Shocking Indian school poisoning: Principal 'forced kids to eat' odd-looking food

21 Jul, 2013 13:20 / Updated 11 years ago

After 23 Indian children died from consuming poisoned school meals, it has emerged that victims refused the food before being made to eat it, according to the Times of India. Preliminary investigations indicate the cooking medium was laced with pesticide.

Police say that the latest case of poisoning, which claimed the lives of 23 children, was most probably caused by storing cooking oil in a used pesticide container.

Monocrotophos is an insecticide which is toxic to birds and humans.

The World Health Organization describes it as highly hazardous and advises that its handling should only be undertaken by well trained and competently supervised users.

All material contaminated with the chemical should be destroyed in a high-temperature chemical incinerator, according to the Food and Agriculture Organisation of the United Nations.

It has been banned in several countries, including the US.

However, an anonymous HRD (Ministry of Human Resource Development) source told the Times of India that the cooking agent used for soyabean subzi may have played a role.


“Earlier it was thought oil was put in a pesticide container. But it seems that the lady cook used pesticide,”
the source said.

The subzi looked black and smelt odd according to the source. “The school principal insisted the cooking medium cannot be bad since it had come from her husband's shop,” he said. “When students refused to eat, the principal scolded and forced them to eat.”

"I can accept accidents can happen anywhere. But the scale of this incident and the carelessness, the sheer callousness of the response, the delay in treating the children, is shocking,"
activist Dipa Sinha of the Right to Food Campaign told AFP.

The children died after eating lentils, potatoes and rice cooked with oil containing agricultural insecticide that was five times the strength sold in the market place, according to tests.

Forensic tests have shown that the oil contained a "highly toxic" form of insecticide which killed the children so quickly that some died in their parents' arms while being taken to hospital.

The principal reportedly fled the school shortly after realizing the extent of the tragedy. “A crucial one and half to two hours were lost. Had these children been rushed to hospital immediately few lives could have been saved,” he said. 

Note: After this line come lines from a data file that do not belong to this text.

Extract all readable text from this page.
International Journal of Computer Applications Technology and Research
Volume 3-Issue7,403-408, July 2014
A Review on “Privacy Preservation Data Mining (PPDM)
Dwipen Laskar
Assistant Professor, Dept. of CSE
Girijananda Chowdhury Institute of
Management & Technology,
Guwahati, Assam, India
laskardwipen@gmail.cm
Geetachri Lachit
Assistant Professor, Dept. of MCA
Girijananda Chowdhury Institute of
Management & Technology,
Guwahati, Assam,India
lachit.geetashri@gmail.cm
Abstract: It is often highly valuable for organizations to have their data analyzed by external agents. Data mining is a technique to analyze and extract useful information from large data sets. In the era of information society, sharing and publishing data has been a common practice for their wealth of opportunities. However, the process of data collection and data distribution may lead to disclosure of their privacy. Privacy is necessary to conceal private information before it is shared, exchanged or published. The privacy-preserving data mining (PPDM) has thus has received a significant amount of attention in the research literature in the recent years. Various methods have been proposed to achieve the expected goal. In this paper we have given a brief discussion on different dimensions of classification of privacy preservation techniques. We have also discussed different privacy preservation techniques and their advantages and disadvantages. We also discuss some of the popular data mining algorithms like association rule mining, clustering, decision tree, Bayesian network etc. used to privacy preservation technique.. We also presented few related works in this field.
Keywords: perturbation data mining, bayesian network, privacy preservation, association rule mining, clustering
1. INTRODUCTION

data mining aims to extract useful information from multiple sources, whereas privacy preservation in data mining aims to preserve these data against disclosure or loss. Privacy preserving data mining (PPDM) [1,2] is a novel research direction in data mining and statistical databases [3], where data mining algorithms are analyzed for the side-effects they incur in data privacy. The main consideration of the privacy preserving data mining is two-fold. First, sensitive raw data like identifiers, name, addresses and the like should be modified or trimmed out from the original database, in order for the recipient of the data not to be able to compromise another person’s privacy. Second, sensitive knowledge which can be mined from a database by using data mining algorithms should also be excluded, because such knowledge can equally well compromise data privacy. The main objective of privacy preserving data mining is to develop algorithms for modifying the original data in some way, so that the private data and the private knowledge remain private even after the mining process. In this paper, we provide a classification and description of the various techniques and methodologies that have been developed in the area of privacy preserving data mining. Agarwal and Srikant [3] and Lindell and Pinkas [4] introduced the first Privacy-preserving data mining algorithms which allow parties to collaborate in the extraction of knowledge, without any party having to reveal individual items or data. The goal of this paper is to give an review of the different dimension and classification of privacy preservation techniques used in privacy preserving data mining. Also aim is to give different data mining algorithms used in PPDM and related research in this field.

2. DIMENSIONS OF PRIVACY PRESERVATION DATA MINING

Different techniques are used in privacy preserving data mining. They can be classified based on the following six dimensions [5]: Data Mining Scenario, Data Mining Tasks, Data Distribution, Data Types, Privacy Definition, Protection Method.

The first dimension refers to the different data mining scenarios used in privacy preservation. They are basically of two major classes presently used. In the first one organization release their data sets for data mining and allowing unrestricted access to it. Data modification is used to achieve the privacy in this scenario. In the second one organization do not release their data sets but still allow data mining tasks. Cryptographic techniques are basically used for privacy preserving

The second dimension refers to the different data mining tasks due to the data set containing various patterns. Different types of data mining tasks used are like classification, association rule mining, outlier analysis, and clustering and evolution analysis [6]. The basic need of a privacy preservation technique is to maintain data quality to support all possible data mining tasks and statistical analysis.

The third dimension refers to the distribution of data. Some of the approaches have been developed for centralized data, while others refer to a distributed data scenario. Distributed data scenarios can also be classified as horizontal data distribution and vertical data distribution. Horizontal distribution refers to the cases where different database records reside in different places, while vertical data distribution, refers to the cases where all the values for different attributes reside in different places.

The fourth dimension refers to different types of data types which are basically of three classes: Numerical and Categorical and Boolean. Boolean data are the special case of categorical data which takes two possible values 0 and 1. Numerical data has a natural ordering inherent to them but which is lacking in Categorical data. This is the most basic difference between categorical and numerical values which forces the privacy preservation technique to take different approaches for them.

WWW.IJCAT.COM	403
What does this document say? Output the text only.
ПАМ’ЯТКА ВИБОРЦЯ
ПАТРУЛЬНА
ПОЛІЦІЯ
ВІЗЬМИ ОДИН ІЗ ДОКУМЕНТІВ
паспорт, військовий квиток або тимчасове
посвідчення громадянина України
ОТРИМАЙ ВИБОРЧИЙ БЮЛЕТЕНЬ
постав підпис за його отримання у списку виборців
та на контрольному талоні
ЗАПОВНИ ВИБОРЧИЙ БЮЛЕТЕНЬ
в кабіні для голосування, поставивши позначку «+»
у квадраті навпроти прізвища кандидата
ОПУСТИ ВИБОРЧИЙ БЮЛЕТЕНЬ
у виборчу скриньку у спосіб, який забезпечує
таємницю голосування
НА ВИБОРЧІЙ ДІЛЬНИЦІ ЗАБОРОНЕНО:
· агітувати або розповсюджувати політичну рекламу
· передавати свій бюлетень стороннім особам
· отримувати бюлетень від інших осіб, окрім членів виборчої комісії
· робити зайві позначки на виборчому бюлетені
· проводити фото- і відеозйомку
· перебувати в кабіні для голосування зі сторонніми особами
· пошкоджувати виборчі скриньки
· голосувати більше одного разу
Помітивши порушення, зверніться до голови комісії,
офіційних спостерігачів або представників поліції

There have been violent protests in the state of Bihar. Several parents who lost children in the tragedy said they had trusted the school to serve their kids their only solid meal of the day.

"We have no food at home and it was only to ensure that my children got at least some food that I sent them to the school," a mother who lost three children in the tragedy, Sanjudevi Mahatoshe, told AFP.

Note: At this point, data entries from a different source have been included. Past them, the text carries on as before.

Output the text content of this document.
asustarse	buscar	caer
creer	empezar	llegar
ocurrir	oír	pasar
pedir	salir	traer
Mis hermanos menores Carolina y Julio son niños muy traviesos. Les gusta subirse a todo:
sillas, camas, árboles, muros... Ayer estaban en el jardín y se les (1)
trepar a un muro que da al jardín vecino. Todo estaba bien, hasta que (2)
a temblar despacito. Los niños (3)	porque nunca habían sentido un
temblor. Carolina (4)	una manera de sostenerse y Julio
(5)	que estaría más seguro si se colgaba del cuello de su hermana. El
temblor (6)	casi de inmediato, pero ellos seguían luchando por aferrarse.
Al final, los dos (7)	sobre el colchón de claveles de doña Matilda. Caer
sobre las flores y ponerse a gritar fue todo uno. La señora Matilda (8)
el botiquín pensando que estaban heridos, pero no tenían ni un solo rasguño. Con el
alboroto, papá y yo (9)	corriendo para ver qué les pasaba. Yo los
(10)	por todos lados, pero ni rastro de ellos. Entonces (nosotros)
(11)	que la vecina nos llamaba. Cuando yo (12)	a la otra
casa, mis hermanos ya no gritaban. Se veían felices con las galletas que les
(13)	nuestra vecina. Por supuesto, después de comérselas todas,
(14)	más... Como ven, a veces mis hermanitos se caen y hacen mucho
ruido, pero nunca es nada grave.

Tens of thousands of children in India have been reportedly been refusing to eat their meals in the aftermath of the tragedy. On top of this, there have been a number of reports of children taken to hospital , and one report of a scorpion found in the rice in a midday meal. 

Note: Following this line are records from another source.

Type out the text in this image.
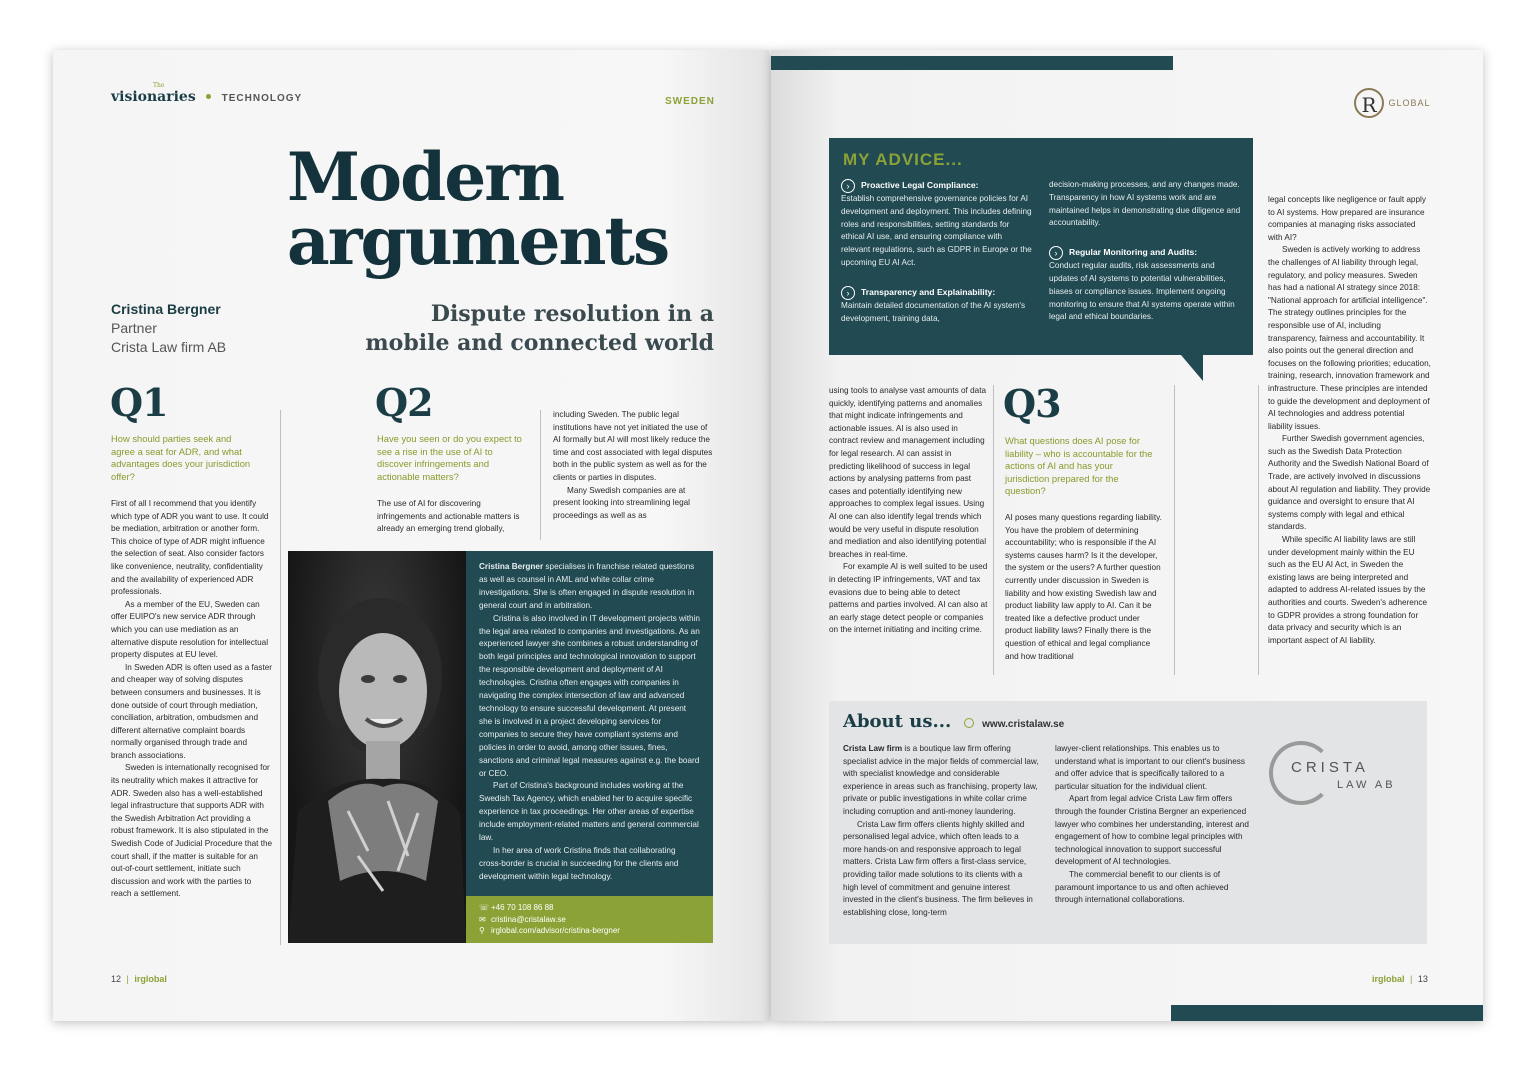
The
visionaries	TECHNOLOGY	SWEDEN
Modern
arguments
Dispute resolution in a
mobile and connected world
Cristina Bergner
Partner
Crista Law firm AB
Q1
How should parties seek and agree a seat for ADR, and what advantages does your jurisdiction offer?

First of all I recommend that you identify which type of ADR you want to use. It could be mediation, arbitration or another form. This choice of type of ADR might influence the selection of seat. Also consider factors like convenience, neutrality, confidentiality and the availability of experienced ADR professionals.

As a member of the EU, Sweden can offer EUIPO's new service ADR through which you can use mediation as an alternative dispute resolution for intellectual property disputes at EU level.

In Sweden ADR is often used as a faster and cheaper way of solving disputes between consumers and businesses. It is done outside of court through mediation, conciliation, arbitration, ombudsmen and different alternative complaint boards normally organised through trade and branch associations.

Sweden is internationally recognised for its neutrality which makes it attractive for ADR. Sweden also has a well-established legal infrastructure that supports ADR with the Swedish Arbitration Act providing a robust framework. It is also stipulated in the Swedish Code of Judicial Procedure that the court shall, if the matter is suitable for an out-of-court settlement, initiate such discussion and work with the parties to reach a settlement.

Q2
Have you seen or do you expect to see a rise in the use of AI to discover infringements and actionable matters?
The use of AI for discovering infringements and actionable matters is already an emerging trend globally,

including Sweden. The public legal institutions have not yet initiated the use of AI formally but AI will most likely reduce the time and cost associated with legal disputes both in the public system as well as for the clients or parties in disputes.

Many Swedish companies are at present looking into streamlining legal proceedings as well as as

Cristina Bergner specialises in franchise related questions as well as counsel in AML and white collar crime investigations. She is often engaged in dispute resolution in general court and in arbitration.

Cristina is also involved in IT development projects within the legal area related to companies and investigations. As an experienced lawyer she combines a robust understanding of both legal principles and technological innovation to support the responsible development and deployment of AI technologies. Cristina often engages with companies in navigating the complex intersection of law and advanced technology to ensure successful development. At present she is involved in a project developing services for companies to secure they have compliant systems and policies in order to avoid, among other issues, fines, sanctions and criminal legal measures against e.g. the board or CEO.

Part of Cristina's background includes working at the Swedish Tax Agency, which enabled her to acquire specific experience in tax proceedings. Her other areas of expertise include employment-related matters and general commercial law.

In her area of work Cristina finds that collaborating cross-border is crucial in succeeding for the clients and development within legal technology.

☏ +46 70 108 86 88
✉ cristina@cristalaw.se
⚲ irglobal.com/advisor/cristina-bergner
12 | irglobal
R GLOBAL
MY ADVICE...
› Proactive Legal Compliance:
Establish comprehensive governance policies for AI development and deployment. This includes defining roles and responsibilities, setting standards for ethical AI use, and ensuring compliance with relevant regulations, such as GDPR in Europe or the upcoming EU AI Act.
› Transparency and Explainability:
Maintain detailed documentation of the AI system's development, training data,
decision-making processes, and any changes made. Transparency in how AI systems work and are maintained helps in demonstrating due diligence and accountability.
› Regular Monitoring and Audits:
Conduct regular audits, risk assessments and updates of AI systems to potential vulnerabilities, biases or compliance issues. Implement ongoing monitoring to ensure that AI systems operate within legal and ethical boundaries.

using tools to analyse vast amounts of data quickly, identifying patterns and anomalies that might indicate infringements and actionable issues. AI is also used in contract review and management including for legal research. AI can assist in predicting likelihood of success in legal actions by analysing patterns from past cases and potentially identifying new approaches to complex legal issues. Using AI one can also identify legal trends which would be very useful in dispute resolution and mediation and also identifying potential breaches in real-time.

For example AI is well suited to be used in detecting IP infringements, VAT and tax evasions due to being able to detect patterns and parties involved. AI can also at an early stage detect people or companies on the internet initiating and inciting crime.

Q3
What questions does AI pose for liability – who is accountable for the actions of AI and has your jurisdiction prepared for the question?
AI poses many questions regarding liability. You have the problem of determining accountability; who is responsible if the AI systems causes harm? Is it the developer, the system or the users? A further question currently under discussion in Sweden is liability and how existing Swedish law and product liability law apply to AI. Can it be treated like a defective product under product liability laws? Finally there is the question of ethical and legal compliance and how traditional

legal concepts like negligence or fault apply to AI systems. How prepared are insurance companies at managing risks associated with AI?

Sweden is actively working to address the challenges of AI liability through legal, regulatory, and policy measures. Sweden has had a national AI strategy since 2018: "National approach for artificial intelligence". The strategy outlines principles for the responsible use of AI, including transparency, fairness and accountability. It also points out the general direction and focuses on the following priorities; education, training, research, innovation framework and infrastructure. These principles are intended to guide the development and deployment of AI technologies and address potential liability issues.

Further Swedish government agencies, such as the Swedish Data Protection Authority and the Swedish National Board of Trade, are actively involved in discussions about AI regulation and liability. They provide guidance and oversight to ensure that AI systems comply with legal and ethical standards.

While specific AI liability laws are still under development mainly within the EU such as the EU AI Act, in Sweden the existing laws are being interpreted and adapted to address AI-related issues by the authorities and courts. Sweden's adherence to GDPR provides a strong foundation for data privacy and security which is an important aspect of AI liability.

About us...	www.cristalaw.se

Crista Law firm is a boutique law firm offering specialist advice in the major fields of commercial law, with specialist knowledge and considerable experience in areas such as franchising, property law, private or public investigations in white collar crime including corruption and anti-money laundering.

Crista Law firm offers clients highly skilled and personalised legal advice, which often leads to a more hands-on and responsive approach to legal matters. Crista Law firm offers a first-class service, providing tailor made solutions to its clients with a high level of commitment and genuine interest invested in the client's business. The firm believes in establishing close, long-term

lawyer-client relationships. This enables us to understand what is important to our client's business and offer advice that is specifically tailored to a particular situation for the individual client.

Apart from legal advice Crista Law firm offers through the founder Cristina Bergner an experienced lawyer who combines her understanding, interest and engagement of how to combine legal principles with technological innovation to support successful development of AI technologies.

The commercial benefit to our clients is of paramount importance to us and often achieved through international collaborations.

CRISTA
LAW AB
irglobal | 13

A recent Reuters review of audit reports and research papers showed officials have ignored warnings of the lack of oversight and accountability in the program. Checks in several states have found unhygienic conditions in which the food is prepared and served, and the poor quality of food itself. 

"You only come and do checks when you get complaints or when there are serious cases," Rudranarayan Ram, a local education administrator for the village of Gandaman in Bihar state, where the children died, said.

Two audit reports by the state governments of Andhra Pradesh and Madhya Pradesh said the food in the scheme was often laced with stones and worms.

"If the government checks, they will find that the children who have been eating midday meals are under great physical threat," Professor Ajay Kumar Jha at the A.N. Sinha Institute of Social Studies, who led a team to monitor the programme in Bihar in April said. 

Another survey by the Indian Institute of Management revealed that children in Gujarat state were instructed to wash up after meals by "rubbing the playground soil on the plates and then giving them a quick rinse".

Last year over 130 students needed hospital treatment in the western Indian city of Pune after eating a school lunch, according to the Times of India. A probe later revealed that the food was contaminated with E. coli bacteria.

The nationwide free meal scheme feeds up to 120 million children every day. The tradition has long proved to be the only encouragement to parents, most of whom are struggling to make both ends meet, to send their children to school instead  of condemning kids to malnutrition and illiteracy.

While the midday meal is often the only wholesome meal poor children in India may get during the day, a government survey revealed last year that 42 per cent of children under the age of five were underweight. India is home to a quarter of the world's hungry.

Tamil Nadu was the first Indian state to adopt a school feeding programme in 1982.

Other local governments gradually followed the example, and in 2001 India's Supreme Court ordered all states to provide free lunches to children in state-run primary schools.